Today’s post is by Rakim Brooks, and is cross-listed with Demos’s Policy Shop. Rakim is the Ed Baker Fellow for Democratic Values at Demos, a Progressive think tank based in New York City. He is also a Doctoral student and a Rhodes Scholar at the University of Oxford. A graduate of Brown University, where he studied Africana Studies, Rakim’s main areas of research are political theory, history, and social justice.
Contrary to The New York Times‘ estimates that poverty rates would dwindle with the release of the Supplemental Poverty Measure (SPM), the Census Bureau is reporting that more than 49 million Americans are struggling to meet the costs of food, clothing, shelter, and utilities. Relative to the official measure, this includes an additional seven percent of the elderly, four percent fewer children, and two percent more of married households, among other increases. In all, the SPM suggests that 2.4 million Americans went uncounted by the traditional poverty measure, continuing a trend of underestimating the number of impoverished American families. In 2009, 2.4 million Americans also went uncounted.
The traditional measure undercounts relative to the SPM because of the different poverty thresholds each measure uses. In 2010, the traditional measure placed the poverty line for a two parent-two child household at $22,113, while the SPM set its threshold at $24,343. The reason for this difference is not arbitrary. In fact, the official threshold has been a source of consternation for poverty advocates for many years. The traditional poverty measure, also referred to as the Orshansky thresholds in honor of its creator, set the poverty rate at three times the cost of a minimum food diet in 1963, adjusted for inflation annually. That was just fine when food accounted for one-third of the average American family’s gross income.
Due to technological advances, food presently accounts for roughly one-eighth of a family’s income. Housing and childcare take now take the biggest bite out of a family’s paycheck. And as individuals age, healthcare becomes a more pressing financial concern. Yet, the current measure neglects to factor in any of these additional costs nor does it consider the most obvious factor in ascertaining true poverty rates: geography.
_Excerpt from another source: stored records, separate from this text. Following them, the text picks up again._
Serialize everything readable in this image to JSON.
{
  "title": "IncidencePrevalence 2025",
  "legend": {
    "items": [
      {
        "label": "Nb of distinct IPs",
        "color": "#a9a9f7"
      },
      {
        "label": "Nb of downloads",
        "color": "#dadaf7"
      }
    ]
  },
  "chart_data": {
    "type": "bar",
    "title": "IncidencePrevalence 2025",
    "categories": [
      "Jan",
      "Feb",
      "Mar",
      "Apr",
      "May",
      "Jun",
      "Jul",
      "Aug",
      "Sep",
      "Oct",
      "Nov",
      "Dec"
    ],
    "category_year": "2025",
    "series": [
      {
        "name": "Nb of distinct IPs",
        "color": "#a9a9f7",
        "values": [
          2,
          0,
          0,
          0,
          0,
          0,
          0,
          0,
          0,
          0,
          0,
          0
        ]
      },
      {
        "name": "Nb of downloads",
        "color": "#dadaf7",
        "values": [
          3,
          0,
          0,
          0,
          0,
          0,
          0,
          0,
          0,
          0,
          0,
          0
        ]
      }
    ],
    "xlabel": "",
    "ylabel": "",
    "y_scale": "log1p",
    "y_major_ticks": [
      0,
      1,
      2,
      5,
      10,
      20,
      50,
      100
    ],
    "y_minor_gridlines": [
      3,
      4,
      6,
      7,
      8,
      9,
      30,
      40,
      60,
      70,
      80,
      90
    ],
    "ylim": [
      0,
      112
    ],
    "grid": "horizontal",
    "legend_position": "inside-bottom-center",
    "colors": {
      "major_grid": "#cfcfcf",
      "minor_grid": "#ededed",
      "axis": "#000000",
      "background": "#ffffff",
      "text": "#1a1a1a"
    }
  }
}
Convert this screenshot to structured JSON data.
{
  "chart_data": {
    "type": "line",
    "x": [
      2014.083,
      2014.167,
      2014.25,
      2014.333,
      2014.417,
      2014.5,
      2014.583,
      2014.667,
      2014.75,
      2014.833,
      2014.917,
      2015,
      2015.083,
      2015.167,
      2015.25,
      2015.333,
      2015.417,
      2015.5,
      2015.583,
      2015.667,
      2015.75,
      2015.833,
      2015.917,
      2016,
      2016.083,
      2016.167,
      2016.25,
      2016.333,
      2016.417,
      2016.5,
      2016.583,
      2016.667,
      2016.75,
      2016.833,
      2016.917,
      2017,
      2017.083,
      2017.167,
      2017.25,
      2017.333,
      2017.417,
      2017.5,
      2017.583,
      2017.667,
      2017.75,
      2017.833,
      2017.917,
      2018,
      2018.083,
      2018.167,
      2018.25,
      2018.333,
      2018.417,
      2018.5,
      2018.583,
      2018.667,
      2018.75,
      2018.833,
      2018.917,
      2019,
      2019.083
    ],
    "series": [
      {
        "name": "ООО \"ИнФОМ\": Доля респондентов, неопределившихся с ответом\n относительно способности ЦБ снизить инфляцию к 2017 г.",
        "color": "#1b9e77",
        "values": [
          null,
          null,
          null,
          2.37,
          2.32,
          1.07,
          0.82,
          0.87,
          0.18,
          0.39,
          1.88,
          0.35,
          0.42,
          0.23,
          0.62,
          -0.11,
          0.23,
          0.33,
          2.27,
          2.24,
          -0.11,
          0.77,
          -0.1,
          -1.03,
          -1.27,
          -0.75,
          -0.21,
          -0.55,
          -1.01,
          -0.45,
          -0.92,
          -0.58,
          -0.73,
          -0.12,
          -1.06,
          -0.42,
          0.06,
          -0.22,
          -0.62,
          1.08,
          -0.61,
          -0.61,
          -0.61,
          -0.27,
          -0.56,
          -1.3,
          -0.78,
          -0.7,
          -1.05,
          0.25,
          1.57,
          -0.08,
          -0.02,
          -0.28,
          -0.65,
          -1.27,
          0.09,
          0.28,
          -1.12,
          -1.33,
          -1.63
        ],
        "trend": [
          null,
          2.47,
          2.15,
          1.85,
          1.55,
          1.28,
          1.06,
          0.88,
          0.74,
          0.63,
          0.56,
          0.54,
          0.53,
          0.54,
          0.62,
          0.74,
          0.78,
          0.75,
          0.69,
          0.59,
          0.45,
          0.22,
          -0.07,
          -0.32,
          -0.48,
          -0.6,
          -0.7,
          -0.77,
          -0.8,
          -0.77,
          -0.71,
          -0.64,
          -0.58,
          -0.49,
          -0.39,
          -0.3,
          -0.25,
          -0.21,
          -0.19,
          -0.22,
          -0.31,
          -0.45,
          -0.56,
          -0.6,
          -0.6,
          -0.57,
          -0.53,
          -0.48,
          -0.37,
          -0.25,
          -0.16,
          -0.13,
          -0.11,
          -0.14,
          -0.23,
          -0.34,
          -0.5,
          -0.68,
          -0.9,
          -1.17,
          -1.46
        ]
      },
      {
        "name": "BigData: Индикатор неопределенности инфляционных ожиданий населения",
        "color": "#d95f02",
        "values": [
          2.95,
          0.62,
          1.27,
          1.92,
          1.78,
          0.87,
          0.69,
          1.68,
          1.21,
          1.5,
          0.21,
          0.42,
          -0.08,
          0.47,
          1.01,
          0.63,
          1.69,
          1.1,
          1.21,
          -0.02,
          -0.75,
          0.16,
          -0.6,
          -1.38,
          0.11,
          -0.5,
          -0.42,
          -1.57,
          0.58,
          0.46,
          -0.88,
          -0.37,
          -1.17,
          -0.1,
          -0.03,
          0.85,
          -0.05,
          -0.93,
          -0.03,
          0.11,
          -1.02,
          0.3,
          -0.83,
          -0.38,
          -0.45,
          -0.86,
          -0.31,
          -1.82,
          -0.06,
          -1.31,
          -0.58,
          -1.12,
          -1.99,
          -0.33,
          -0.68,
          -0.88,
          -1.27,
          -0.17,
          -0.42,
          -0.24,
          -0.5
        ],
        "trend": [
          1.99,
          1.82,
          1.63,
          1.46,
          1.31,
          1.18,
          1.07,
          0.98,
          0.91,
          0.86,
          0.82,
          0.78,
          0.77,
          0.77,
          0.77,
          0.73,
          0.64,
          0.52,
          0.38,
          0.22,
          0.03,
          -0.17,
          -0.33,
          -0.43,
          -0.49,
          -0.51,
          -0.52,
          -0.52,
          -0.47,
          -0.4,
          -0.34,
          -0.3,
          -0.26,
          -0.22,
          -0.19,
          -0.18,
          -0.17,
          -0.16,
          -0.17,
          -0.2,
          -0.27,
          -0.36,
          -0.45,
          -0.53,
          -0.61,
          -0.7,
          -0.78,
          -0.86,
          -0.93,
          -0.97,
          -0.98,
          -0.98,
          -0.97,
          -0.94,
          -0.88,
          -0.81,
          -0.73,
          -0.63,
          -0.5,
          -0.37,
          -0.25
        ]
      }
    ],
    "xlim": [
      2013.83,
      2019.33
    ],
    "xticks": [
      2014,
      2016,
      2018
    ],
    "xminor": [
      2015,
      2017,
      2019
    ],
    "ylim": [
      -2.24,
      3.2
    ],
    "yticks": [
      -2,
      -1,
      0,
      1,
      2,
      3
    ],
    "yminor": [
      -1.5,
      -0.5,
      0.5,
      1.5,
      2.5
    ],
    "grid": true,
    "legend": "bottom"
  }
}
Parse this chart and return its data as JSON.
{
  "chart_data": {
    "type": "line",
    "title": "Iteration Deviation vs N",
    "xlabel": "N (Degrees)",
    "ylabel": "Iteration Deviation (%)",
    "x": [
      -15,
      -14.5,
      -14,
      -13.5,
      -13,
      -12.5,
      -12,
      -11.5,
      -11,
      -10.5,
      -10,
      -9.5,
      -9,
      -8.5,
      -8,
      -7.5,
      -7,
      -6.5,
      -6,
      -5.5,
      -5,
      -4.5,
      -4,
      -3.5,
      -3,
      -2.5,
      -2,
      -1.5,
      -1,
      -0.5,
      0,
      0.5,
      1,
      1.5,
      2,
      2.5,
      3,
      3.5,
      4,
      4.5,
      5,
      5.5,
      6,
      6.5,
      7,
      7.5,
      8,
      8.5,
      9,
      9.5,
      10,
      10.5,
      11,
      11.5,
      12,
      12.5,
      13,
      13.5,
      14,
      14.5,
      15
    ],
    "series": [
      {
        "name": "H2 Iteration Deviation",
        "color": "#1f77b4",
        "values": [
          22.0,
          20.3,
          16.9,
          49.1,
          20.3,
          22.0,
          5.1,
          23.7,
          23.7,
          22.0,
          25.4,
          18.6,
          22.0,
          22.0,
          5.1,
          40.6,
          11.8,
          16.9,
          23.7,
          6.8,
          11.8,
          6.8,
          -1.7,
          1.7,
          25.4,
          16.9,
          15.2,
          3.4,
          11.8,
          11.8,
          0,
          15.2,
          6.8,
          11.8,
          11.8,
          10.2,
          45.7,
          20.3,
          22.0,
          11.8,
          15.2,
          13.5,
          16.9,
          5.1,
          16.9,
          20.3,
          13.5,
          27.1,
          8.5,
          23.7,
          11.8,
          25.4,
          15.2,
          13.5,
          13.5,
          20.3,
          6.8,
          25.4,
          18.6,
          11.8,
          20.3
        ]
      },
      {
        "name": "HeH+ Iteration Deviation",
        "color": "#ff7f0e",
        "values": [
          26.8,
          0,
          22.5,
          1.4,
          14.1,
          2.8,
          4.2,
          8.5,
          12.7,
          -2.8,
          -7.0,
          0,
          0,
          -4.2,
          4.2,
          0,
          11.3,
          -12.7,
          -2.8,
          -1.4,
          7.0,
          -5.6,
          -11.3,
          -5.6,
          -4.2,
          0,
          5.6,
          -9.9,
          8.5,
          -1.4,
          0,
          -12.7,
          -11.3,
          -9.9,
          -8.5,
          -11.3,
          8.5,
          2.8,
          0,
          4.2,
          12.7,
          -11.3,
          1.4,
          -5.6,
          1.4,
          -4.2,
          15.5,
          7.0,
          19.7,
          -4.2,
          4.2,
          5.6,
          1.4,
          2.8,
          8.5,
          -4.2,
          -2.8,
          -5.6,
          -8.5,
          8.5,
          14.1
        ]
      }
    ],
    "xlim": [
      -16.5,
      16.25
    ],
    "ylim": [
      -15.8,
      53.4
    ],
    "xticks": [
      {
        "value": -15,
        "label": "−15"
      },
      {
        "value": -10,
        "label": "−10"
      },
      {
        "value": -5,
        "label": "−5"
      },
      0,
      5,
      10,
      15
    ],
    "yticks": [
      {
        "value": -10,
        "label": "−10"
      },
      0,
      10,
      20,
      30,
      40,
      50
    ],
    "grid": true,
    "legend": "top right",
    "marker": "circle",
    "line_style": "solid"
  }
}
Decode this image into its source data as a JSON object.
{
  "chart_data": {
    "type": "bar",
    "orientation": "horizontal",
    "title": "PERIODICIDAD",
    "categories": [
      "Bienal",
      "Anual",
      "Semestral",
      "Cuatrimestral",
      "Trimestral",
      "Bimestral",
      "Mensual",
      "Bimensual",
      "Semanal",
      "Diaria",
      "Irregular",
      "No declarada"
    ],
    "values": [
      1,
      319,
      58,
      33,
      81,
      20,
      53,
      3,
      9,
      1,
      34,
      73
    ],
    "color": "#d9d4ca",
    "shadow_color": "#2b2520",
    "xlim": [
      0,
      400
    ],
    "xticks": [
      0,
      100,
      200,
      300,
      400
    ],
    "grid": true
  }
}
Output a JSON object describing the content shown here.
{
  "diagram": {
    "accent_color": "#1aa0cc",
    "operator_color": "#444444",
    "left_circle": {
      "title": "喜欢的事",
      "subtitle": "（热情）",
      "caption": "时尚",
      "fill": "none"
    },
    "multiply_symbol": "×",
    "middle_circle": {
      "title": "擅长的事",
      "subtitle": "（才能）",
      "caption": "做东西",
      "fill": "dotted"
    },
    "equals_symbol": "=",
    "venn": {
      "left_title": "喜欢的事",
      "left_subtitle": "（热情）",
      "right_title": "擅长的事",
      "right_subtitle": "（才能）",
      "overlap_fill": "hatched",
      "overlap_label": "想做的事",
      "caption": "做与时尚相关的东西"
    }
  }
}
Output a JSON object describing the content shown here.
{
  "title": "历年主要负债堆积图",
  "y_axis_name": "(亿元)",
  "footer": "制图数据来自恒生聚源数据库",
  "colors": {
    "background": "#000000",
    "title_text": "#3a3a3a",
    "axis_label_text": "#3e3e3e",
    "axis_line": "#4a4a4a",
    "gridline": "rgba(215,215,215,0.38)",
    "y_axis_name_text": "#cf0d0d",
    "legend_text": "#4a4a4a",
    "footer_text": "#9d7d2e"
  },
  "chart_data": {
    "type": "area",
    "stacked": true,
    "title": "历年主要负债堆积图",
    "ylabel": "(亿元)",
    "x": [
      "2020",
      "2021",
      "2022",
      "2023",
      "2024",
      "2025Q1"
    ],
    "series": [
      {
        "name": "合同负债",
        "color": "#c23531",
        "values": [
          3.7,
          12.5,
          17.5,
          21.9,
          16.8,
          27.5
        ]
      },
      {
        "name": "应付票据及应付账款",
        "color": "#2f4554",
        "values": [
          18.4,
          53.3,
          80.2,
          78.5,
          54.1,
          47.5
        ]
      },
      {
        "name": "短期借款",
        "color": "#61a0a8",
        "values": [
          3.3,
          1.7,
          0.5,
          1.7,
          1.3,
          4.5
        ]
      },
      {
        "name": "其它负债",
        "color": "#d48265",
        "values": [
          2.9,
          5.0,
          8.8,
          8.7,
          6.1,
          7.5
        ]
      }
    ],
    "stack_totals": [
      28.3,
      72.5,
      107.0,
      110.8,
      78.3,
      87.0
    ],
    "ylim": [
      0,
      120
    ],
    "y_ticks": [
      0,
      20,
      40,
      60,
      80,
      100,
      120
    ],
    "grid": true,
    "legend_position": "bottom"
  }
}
The SPM reveals the results of this undercounting. Politicians and pundits have long assumed that Social Security eradicated elderly poverty. True enough when compared to historic rates of elderly poverty, but our seniors are still struggling to get by. According to the SPM, roughly 16 percent of seniors are impoverished. That’s over six million seniors at present. Consider the reports of rising healthcare costs, we can expect this population to grow, presenting another significant social policy problem. Whereas families in previous generations could expect their elderly to be independent, our families will experience additional financial burdens as our elderly loved ones fail to make ends meet. And we will face this new burden with stagnating and declining wages.
The SPM also reveals a harsher reality concerning our immigrant families. Roughly 25 percent of immigrant families, including 16.8 percent of naturalized citizens are poor. Conservatives have long bemoaned the so-called “drain” low-skilled immigrant workers place on our economy, but praised other hard-working immigrants for their ingenuity and contributions to the American economy. They have cited official poverty rates of 11.4 percent to buttress their view; even native-born rates of poverty are 14.3 percent, they say. Well, the SPM demonstrates that, while these naturalized citizens are performing better than their non-citizen peers (32 percent poverty), these new American citizens are also struggling to survive in our unequal society. And it’s not only the Hispanic naturalized citizens who are feeling the strain of this sputtering economy. 16.7 percent of Asian immigrants are poor.
With those two under-estimates in mind, realize that this new Census report forecasts our collective future if we fail to respond to the poverty crisis now. As the baby-boomers continue to retire, our social and economic commitments are growing while our workforce is shrinking. The new American workforce, if immigration and birthrate patterns continue at current rates, will be composed largely of our Black and Hispanic youth, many of whom will bear the scars of poverty. Mixing an aging population and blighted workforce is a recipe for national failure. Let’s hope elected leaders and citizens alike are getting the message.